The Navy and Marine Corps this week kicked off their second live-fire Bold Alligator exercise, with this year’s testing the blue-green team’s ability to work together and with international partners to respond to escalating crises.

The 12-day Bold Alligator 2014 will take place off the coast of Virginia and North Carolina, though one portion of the exercise will send MV-22 Ospreys as far inland as Indiana, Lt. Gen. Robert Neller, commander of Marine Forces Command, told reporters on Tuesday.

Bold Alligator 2014

The U.S. team will bring amphibious ships, cruisers and destroyers, attack submarines, a Joint High Speed Vessel, a TAO oiler and a T-AKE dry cargo ship. Joining them will be ships from the Netherlands, Denmark, Mexico and Peru. Eighteen NATO allies and partner countries will join or observe the exercise.

Neller said the international cooperation piece is important because so many countries have substantial amphibious capabilities and are continuing to invest in them because they see the value of “using the sea as maneuver space and not having to deal with the footprint ashore.”

“The coalition piece is always harder. Amphibious ops are arguably the most difficult type of operation for any military force, just coming from the sea and aggregating the force and doing the logistics. And you add the coalition piece in there, so the communications and the information sharing and all that is where we’ll really make our money,” he added.

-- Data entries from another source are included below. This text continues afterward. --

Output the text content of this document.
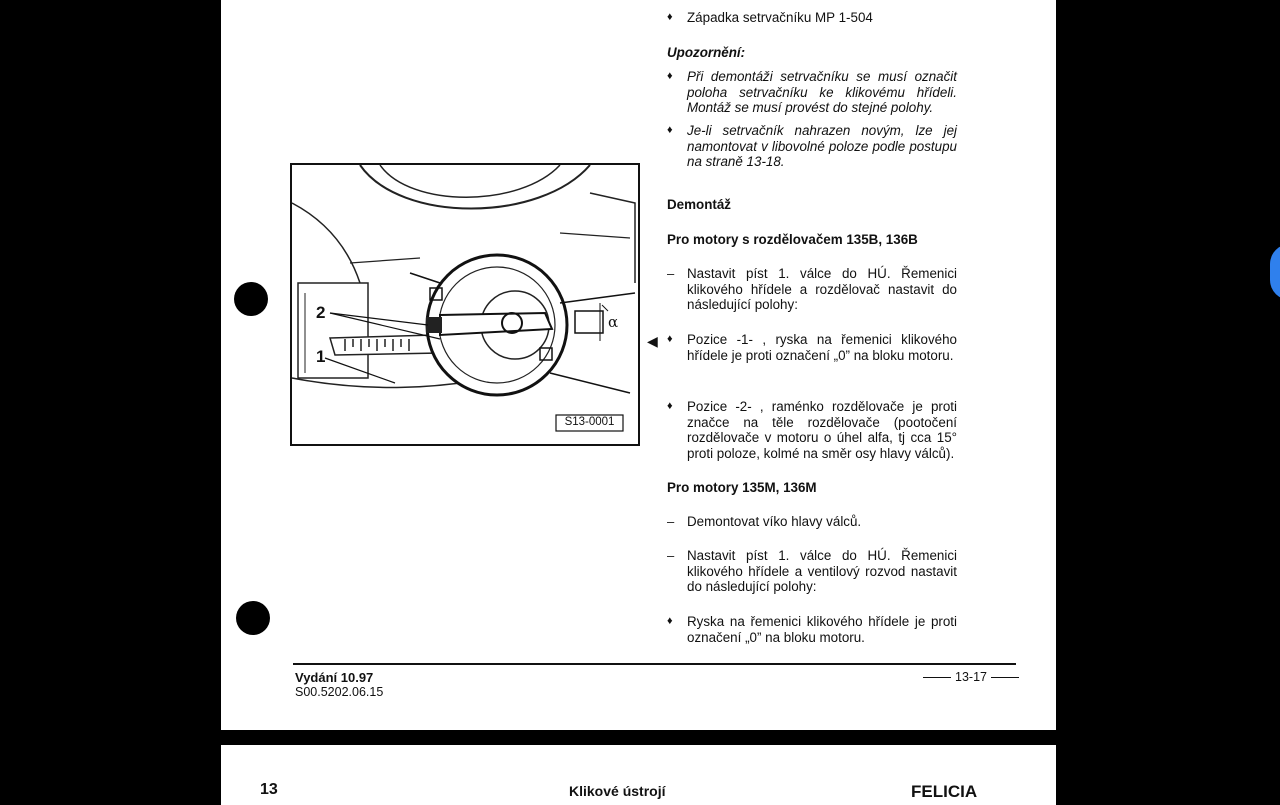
♦	Západka setrvačníku MP 1-504
Upozornění:
♦	Při demontáži setrvačníku se musí označit poloha setrvačníku ke klikovému hřídeli. Montáž se musí provést do stejné polohy.
♦	Je-li setrvačník nahrazen novým, lze jej namontovat v libovolné poloze podle postupu na straně 13-18.
Demontáž
Pro motory s rozdělovačem 135B, 136B
– Nastavit píst 1. válce do HÚ. Řemenici klikového hřídele a rozdělovač nastavit do následující polohy:
◀ ♦	Pozice -1- , ryska na řemenici klikového hřídele je proti označení „0” na bloku motoru.
♦	Pozice -2- , raménko rozdělovače je proti značce na těle rozdělovače (pootočení rozdělovače v motoru o úhel alfa, tj cca 15° proti poloze, kolmé na směr osy hlavy válců).
Pro motory 135M, 136M
– Demontovat víko hlavy válců.
– Nastavit píst 1. válce do HÚ. Řemenici klikového hřídele a ventilový rozvod nastavit do následující polohy:
♦	Ryska na řemenici klikového hřídele je proti označení „0” na bloku motoru.
2
1
α
S13-0001
Vydání 10.97
S00.5202.06.15
13-17
13	Klikové ústrojí	FELICIA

Neller said the United States will inevitably need to work with these countries in a future real-world amphibious operation, be it a humanitarian response/disaster relief effort, an embassy evacuation or other type of event. These future events can only be successful if Bold Alligator 2014 can help everyone work out the bugs in their “coalition-capable command and control.”

To stress this capability, most of the twists in the exercise will be a surprise to the participants, which Neller said is different from a more classic amphibious exercise.

“There will not be a single large amphibious landing where this entire force is put ashore,” he said. “In fact, the force doesn’t even really know yet what the specific events are going to be, they’re going to do this on the fly. They know there’s instability in the objective area and they’re going to have to provide support to certain countries in a fictitious geographical area. And then they’ll respond to this crisis and put the force together, package the force, the naval force, in response to those particular missions.”

Also embedded in the exercise will be opportunities to use American platforms for new purposes. The T-AKE will be used to both deliver dry cargo and to project forces ashore. And the JHSV will be used for bulk fuel transfer, truck transfer and to launch Special Operations Forces’ unmanned underwater vehicles. SOF personnel will also launch from the flight deck, and coalition forces will launch small boats from the well deck for riverine missions, Neller said.

Neller said the JHSV and noncombatant ships like the T-AKE will never replace amphibious ships, but they could certainly find ways to augment the ships’ capability in a contingency operation.

“Because it has a flight deck, because it has as well deck, because we can put equipment on it, because we can move it quickly, because we think we can put a ramp on it and maybe launch amphibian vehicles off the back and hopefully one day recover them, we’re going to continue to experiment with this,” he said of the JHSV.